En una negociación, quien apela a los principios ya ha perdido. Porque ya no podrá moverse de ellos, mientras el otro ni conoce límite ni tiene por qué respetarlo. Así que cuando Pablo Casado dice que su límite son sus principios, lo único que le puede salvar es que ni Vox ni nadie sabe exactamente a qué principios se refiere.

Juan García-Gallardo junto al presidente de Vox, Santiago Abascal, en un acto de campaña en Castilla y León.

Juan García-Gallardo junto al presidente de Vox, Santiago Abascal, en un acto de campaña en Castilla y León. ICAL

El problema de Casado, ahora mismo y en este contexto (limitémonos a este contexto), es que el único principio que parece tener claro no es exactamente suyo y es el de que Vox no es un partido normal y que en la medida de lo posible hay evitar cualquier tipo de contacto con él.

Es un principio impuesto por sus adversarios y, como tal, más que un principio es un final, porque acabaría, como bien le ha querido dejar claro Pedro Sánchez, con cualquier posibilidad de gobernar en cualquier lugar de España en el que no saque mayoría absoluta. “Le daremos nuestra generosa y patriótica abstención si rompe en todo lugar, como por ejemplo Madrid (un ejemplo como cualquier otro, ya ven ustedes) en el que se entienda con la extrema derecha”, dice Sánchez en eso que antes de la irrupción de la politología en nuestras vidas solía conocerse como “el abrazo del oso” o el “pan para hoy, hambre para mañana”.

Sánchez sabe perfectamente que la suerte y el destino del PP están ligados a Vox. Por mucho que le cueste aceptarlo a Casado, y más ligados todavía cuanto más le cueste aceptarlo a Casado. Al PP le da mucho miedo normalizar a Vox, como si la anomalía de Vox no fuese ya también la suya, porque todo el mundo sabe perfectamente que están condenados a entenderse si quieren lograr algo.

Pero la normalidad es estadística y la estadística, mal le pese a Félix Tezanos, la establecen los votos. Lo demás es retórica, y no exactamente principios. Y la retórica hay que saber adaptarla a la propia conveniencia y capacidades. Y aquí la conveniencia es el poder y las capacidades, limitadas.

Por eso hay que aceptar, en contra del chiste y de la opinión popular, que Vox es serio, pero no grave. Que no es grave porque no va a acabar con la democracia quien ya no sabe ni si quiere acabar con las autonomías, y no va a acabar con la libertad quien no sabe ni qué derechos se supone que querría recortar.

Creo que fue la mismísima Rocío Monasterio quien exigía en la Asamblea madrileña que le explicasen, que le detallasen, cuáles son los derechos que se supone que Vox quiere suprimir.
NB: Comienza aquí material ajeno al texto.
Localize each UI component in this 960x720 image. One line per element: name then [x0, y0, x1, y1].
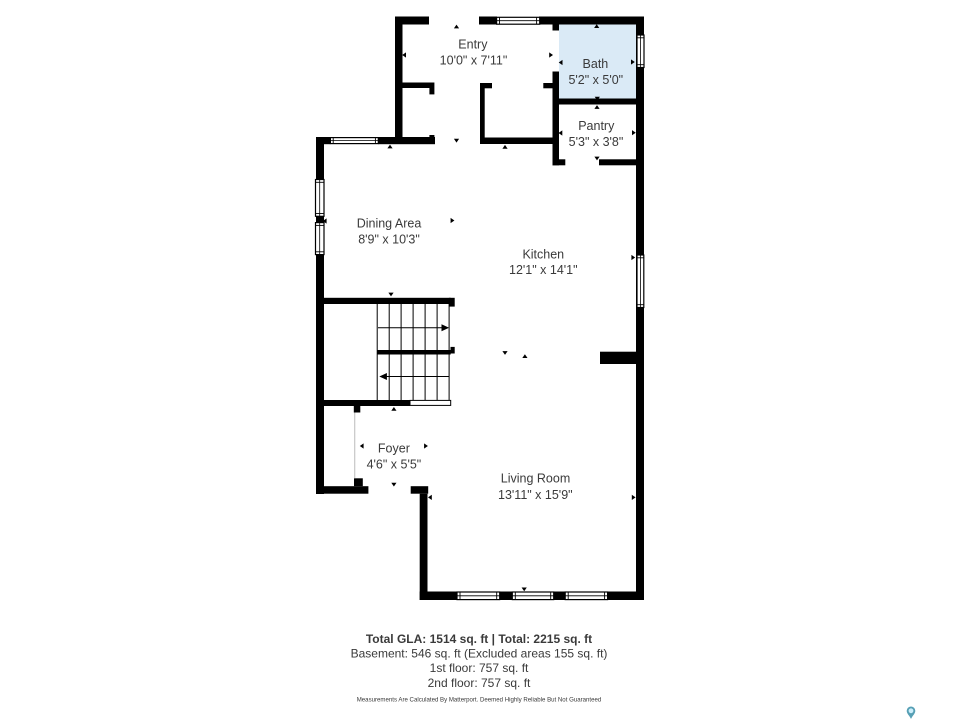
- svg-text:Pantry: Pantry: [578, 119, 615, 133]
- svg-text:10'0" x 7'11": 10'0" x 7'11": [440, 53, 508, 67]
- svg-text:12'1" x 14'1": 12'1" x 14'1": [509, 263, 578, 277]
- svg-text:5'3" x 3'8": 5'3" x 3'8": [569, 135, 624, 149]
- svg-text:1st floor: 757 sq. ft: 1st floor: 757 sq. ft: [430, 661, 529, 675]
- svg-text:Foyer: Foyer: [378, 441, 410, 455]
- svg-text:Bath: Bath: [583, 57, 609, 71]
- svg-text:Living Room: Living Room: [501, 472, 570, 486]
- svg-text:4'6" x 5'5": 4'6" x 5'5": [367, 457, 422, 471]
- svg-text:5'2" x 5'0": 5'2" x 5'0": [568, 73, 623, 87]
- svg-text:13'11" x 15'9": 13'11" x 15'9": [498, 488, 573, 502]
- svg-text:Dining Area: Dining Area: [357, 216, 422, 230]
- svg-text:Total GLA: 1514 sq. ft | Total: Total GLA: 1514 sq. ft | Total: 2215 sq.…: [366, 632, 592, 646]
- svg-text:Kitchen: Kitchen: [522, 247, 564, 261]
- svg-text:Measurements Are Calculated By: Measurements Are Calculated By Matterpor…: [357, 696, 602, 703]
- svg-text:8'9" x 10'3": 8'9" x 10'3": [358, 232, 420, 246]
- svg-text:Entry: Entry: [458, 38, 488, 52]
- svg-text:2nd floor: 757 sq. ft: 2nd floor: 757 sq. ft: [428, 676, 531, 690]
- svg-text:Basement: 546 sq. ft (Excluded: Basement: 546 sq. ft (Excluded areas 155…: [351, 647, 608, 661]
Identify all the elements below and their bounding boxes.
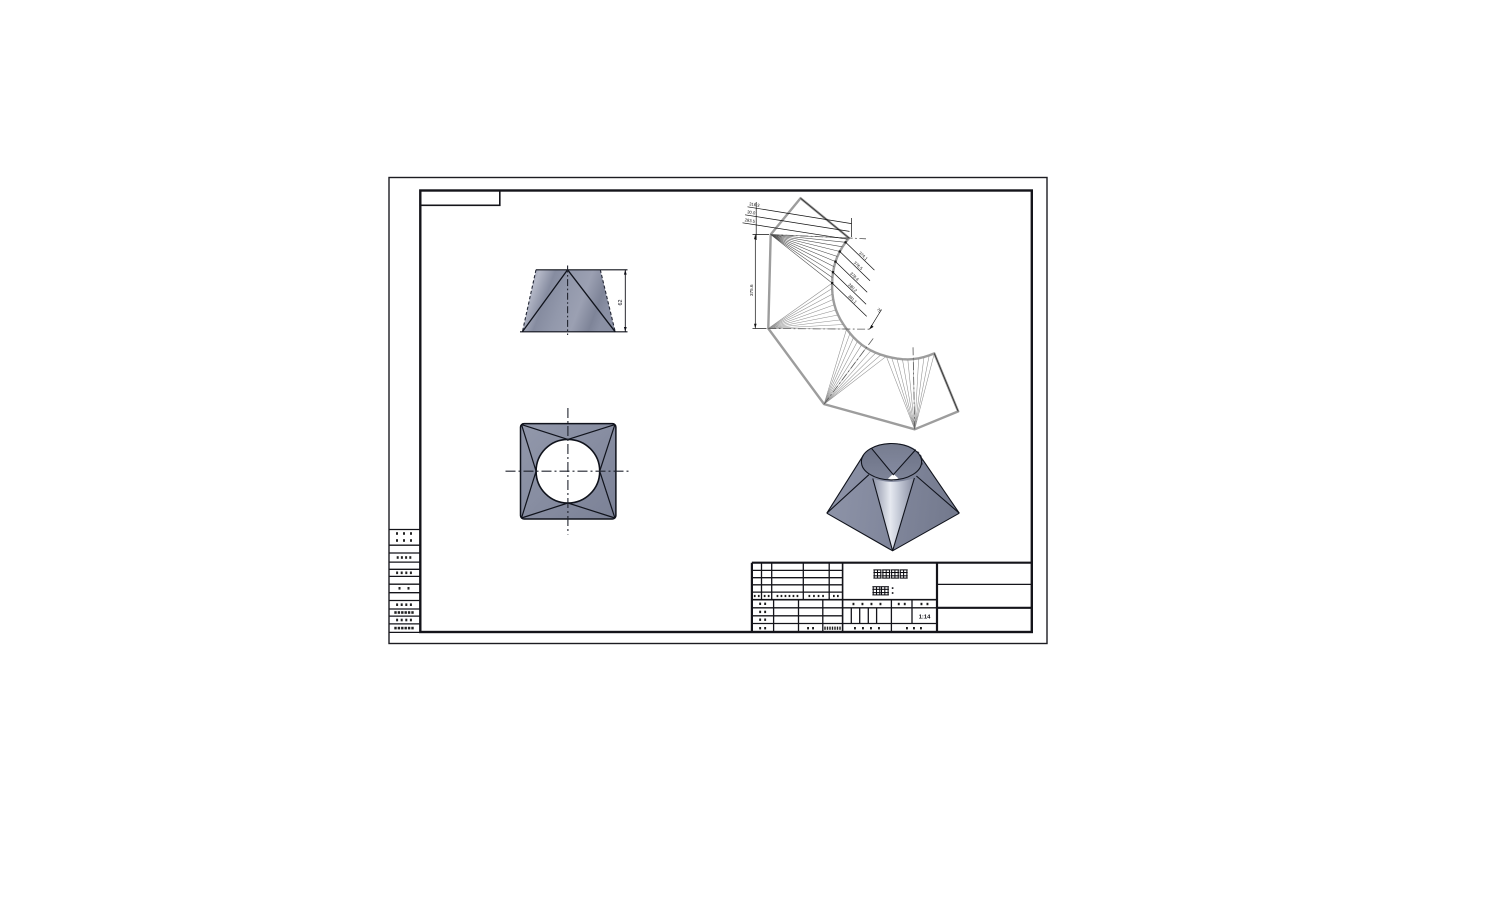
svg-text:283.5: 283.5 — [744, 217, 756, 224]
svg-text:75: 75 — [876, 307, 883, 314]
svg-text:316.3: 316.3 — [749, 201, 761, 208]
svg-text:375.6: 375.6 — [749, 284, 754, 296]
svg-text:30.0: 30.0 — [747, 209, 756, 215]
svg-text:62: 62 — [618, 300, 624, 306]
svg-text:1:14: 1:14 — [919, 615, 931, 621]
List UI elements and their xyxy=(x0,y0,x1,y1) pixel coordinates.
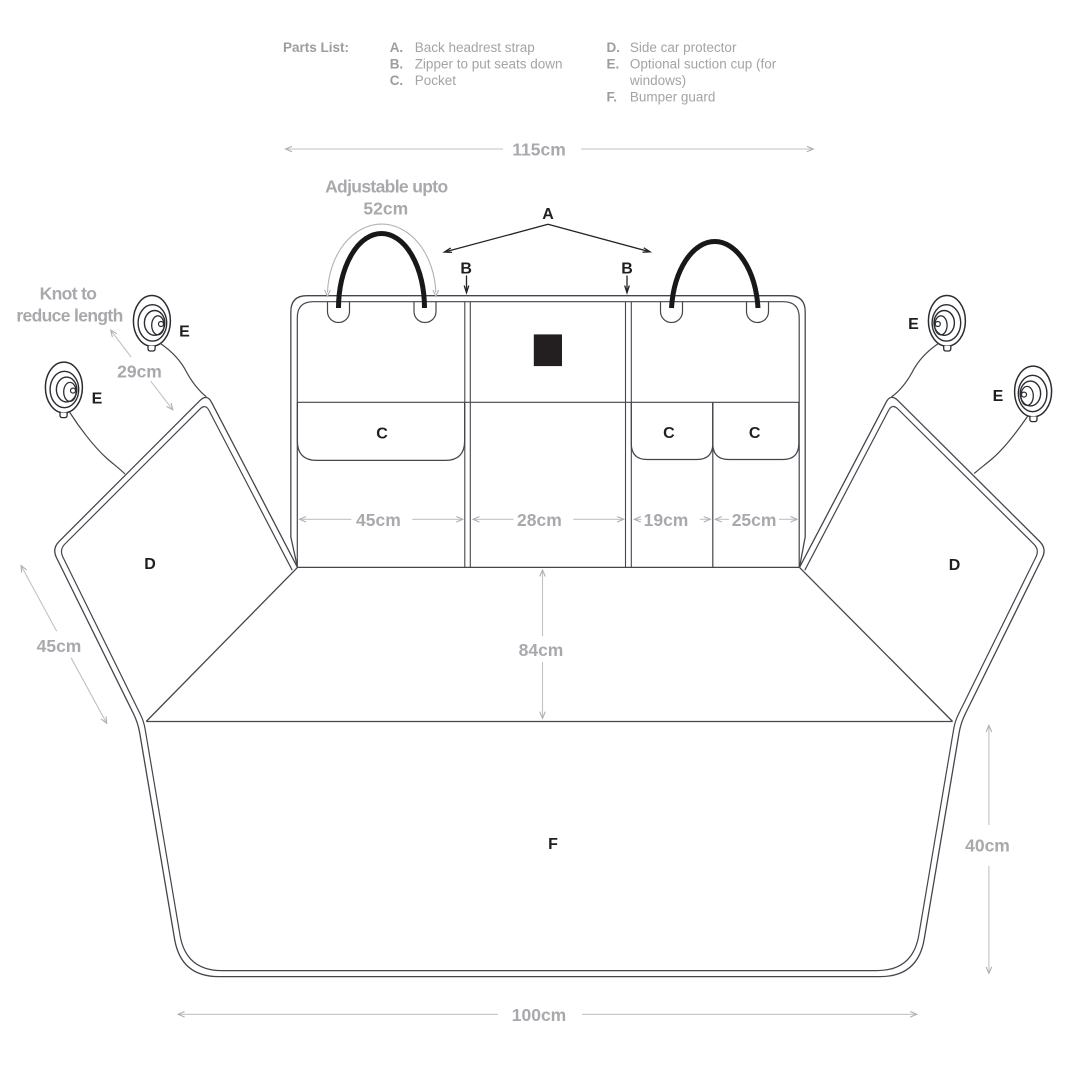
svg-text:E: E xyxy=(92,391,103,408)
svg-text:19cm: 19cm xyxy=(644,510,689,530)
svg-text:B: B xyxy=(460,261,472,278)
svg-text:28cm: 28cm xyxy=(517,510,562,530)
svg-text:84cm: 84cm xyxy=(519,640,564,660)
svg-text:E.: E. xyxy=(607,56,620,71)
svg-text:40cm: 40cm xyxy=(965,835,1010,855)
svg-text:C.: C. xyxy=(390,73,404,88)
svg-text:C: C xyxy=(749,425,761,442)
svg-text:Knot to: Knot to xyxy=(40,284,97,304)
svg-text:D: D xyxy=(144,556,156,573)
svg-text:B: B xyxy=(621,261,633,278)
svg-text:Optional suction cup (for: Optional suction cup (for xyxy=(630,56,777,71)
svg-text:29cm: 29cm xyxy=(117,361,162,381)
svg-text:52cm: 52cm xyxy=(363,198,408,218)
svg-text:Parts List:: Parts List: xyxy=(283,40,349,55)
svg-text:Back headrest strap: Back headrest strap xyxy=(415,40,535,55)
svg-text:45cm: 45cm xyxy=(37,636,82,656)
svg-text:D: D xyxy=(949,557,961,574)
svg-text:25cm: 25cm xyxy=(732,510,777,530)
svg-text:Side car protector: Side car protector xyxy=(630,40,737,55)
svg-text:E: E xyxy=(908,316,919,333)
svg-text:Zipper to put seats down: Zipper to put seats down xyxy=(415,56,563,71)
svg-text:reduce length: reduce length xyxy=(16,305,122,325)
svg-text:C: C xyxy=(663,425,675,442)
svg-text:F.: F. xyxy=(607,89,618,104)
svg-text:F: F xyxy=(548,836,558,853)
svg-text:45cm: 45cm xyxy=(356,510,401,530)
svg-text:115cm: 115cm xyxy=(512,139,566,159)
svg-text:C: C xyxy=(376,425,388,442)
svg-text:E: E xyxy=(993,388,1004,405)
svg-text:100cm: 100cm xyxy=(512,1005,567,1025)
svg-text:A.: A. xyxy=(390,40,404,55)
svg-text:Pocket: Pocket xyxy=(415,73,457,88)
svg-text:Bumper guard: Bumper guard xyxy=(630,89,716,104)
svg-text:E: E xyxy=(179,323,190,340)
svg-text:Adjustable upto: Adjustable upto xyxy=(325,176,447,196)
svg-text:D.: D. xyxy=(607,40,621,55)
svg-text:B.: B. xyxy=(390,56,404,71)
svg-text:A: A xyxy=(542,206,554,223)
svg-text:windows): windows) xyxy=(629,73,686,88)
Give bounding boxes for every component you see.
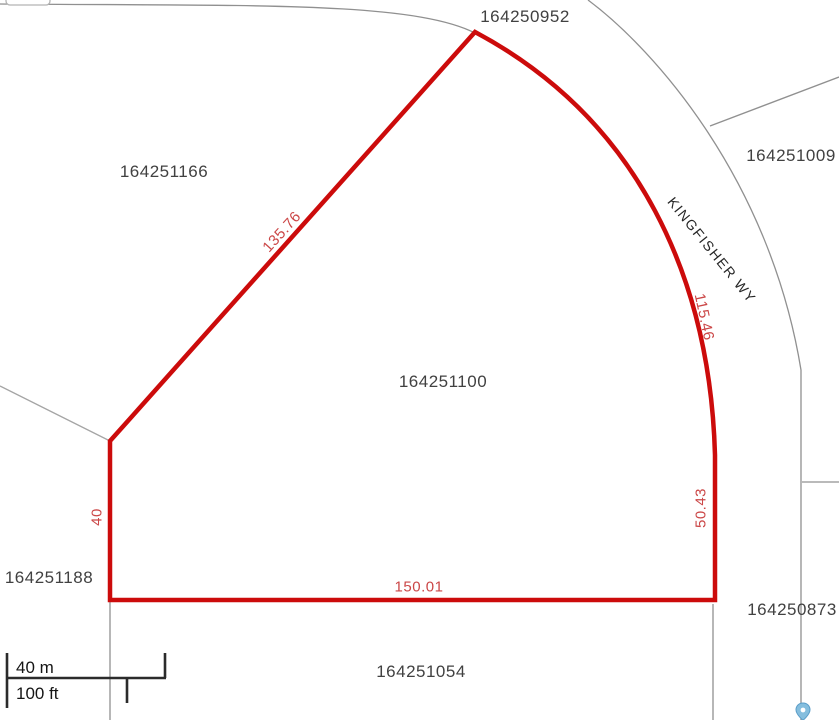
map-pin-icon[interactable] — [796, 703, 810, 720]
scale-imperial-label: 100 ft — [16, 684, 59, 704]
parcel-label-top: 164250952 — [480, 7, 570, 27]
top-left-notch — [6, 0, 50, 5]
boundary-line-west — [0, 386, 110, 441]
parcel-label-bottom-right: 164250873 — [747, 600, 837, 620]
boundary-curve-top — [0, 4, 475, 33]
parcel-map-canvas[interactable]: 164250952 164251166 164251009 164251100 … — [0, 0, 839, 720]
parcel-label-right: 164251009 — [746, 146, 836, 166]
parcel-label-left: 164251166 — [120, 162, 208, 182]
parcel-label-highlighted: 164251100 — [399, 372, 487, 392]
parcel-label-bottom-center: 164251054 — [376, 662, 466, 682]
map-lines-layer — [0, 0, 839, 720]
dimension-label-south: 150.01 — [395, 579, 444, 596]
scale-metric-label: 40 m — [16, 658, 54, 678]
boundary-line-northeast — [710, 77, 839, 126]
parcel-label-bottom-left: 164251188 — [5, 568, 93, 588]
highlighted-parcel-outline[interactable] — [110, 32, 715, 600]
dimension-label-east-straight: 50.43 — [693, 488, 710, 528]
dimension-label-west: 40 — [89, 508, 106, 526]
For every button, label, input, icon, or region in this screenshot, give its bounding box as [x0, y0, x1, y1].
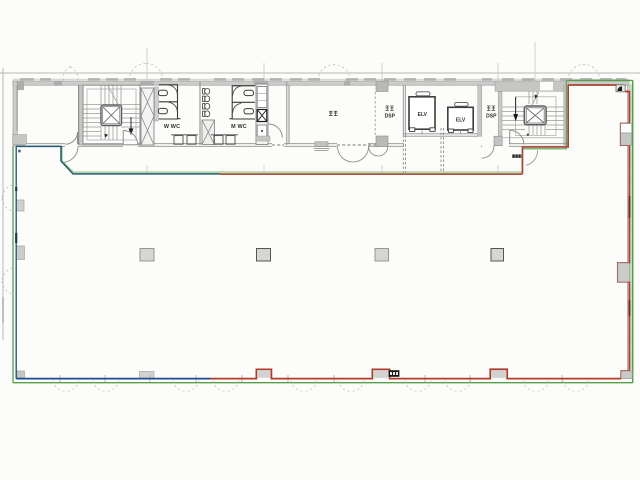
svg-text:DSP: DSP — [486, 114, 497, 120]
svg-text:ELV: ELV — [418, 112, 428, 118]
svg-text:W WC: W WC — [164, 124, 180, 130]
svg-text:DSP: DSP — [385, 114, 396, 120]
svg-text:ELV: ELV — [456, 118, 466, 124]
svg-text:M WC: M WC — [231, 124, 247, 130]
No recuerdo que se especificase ninguno ni recuerdo tampoco que ella lo aclarase después.

Si ni siquiera estando en la oposición prometen recortes, ¿cómo se iban a atrever gobernando, necesariamente en coalición, con la derechita cobarde? Podemos tenía un plan mucho más pensado, ordenado y explícito para acabar con la democracia liberal, y ya ven si les está costando que hasta han hecho suya la reforma laboral del PP.

También para acabar con Vox habrá que normalizar a Vox. Y eso pasa por dejar de tratarlo como el partido excepcional que sueñan ser ellos, sus aliados y nuestros apocalípticos. Pasa por dejar de tratarlo tan en serio como se tratan ellos.

Porque si Vox es un partido serio es en el sentido, tan a menudo risible, de que sus promesas están a la altura de sus denuncias. Que cuando ve por ejemplo corrupción o despilfarro autonómico, pretende llenar las cárceles y vaciar el Estado de las autonomías. Vox es tan risible como cualquiera que pretenda matar moscas a cañonazos y alguien va a tener que empezar en serio a hacerle la parodia. Hasta quienes tanto temen a Vox deberían recordar que la sonrisa es la mejor arma contra el autoritarismo.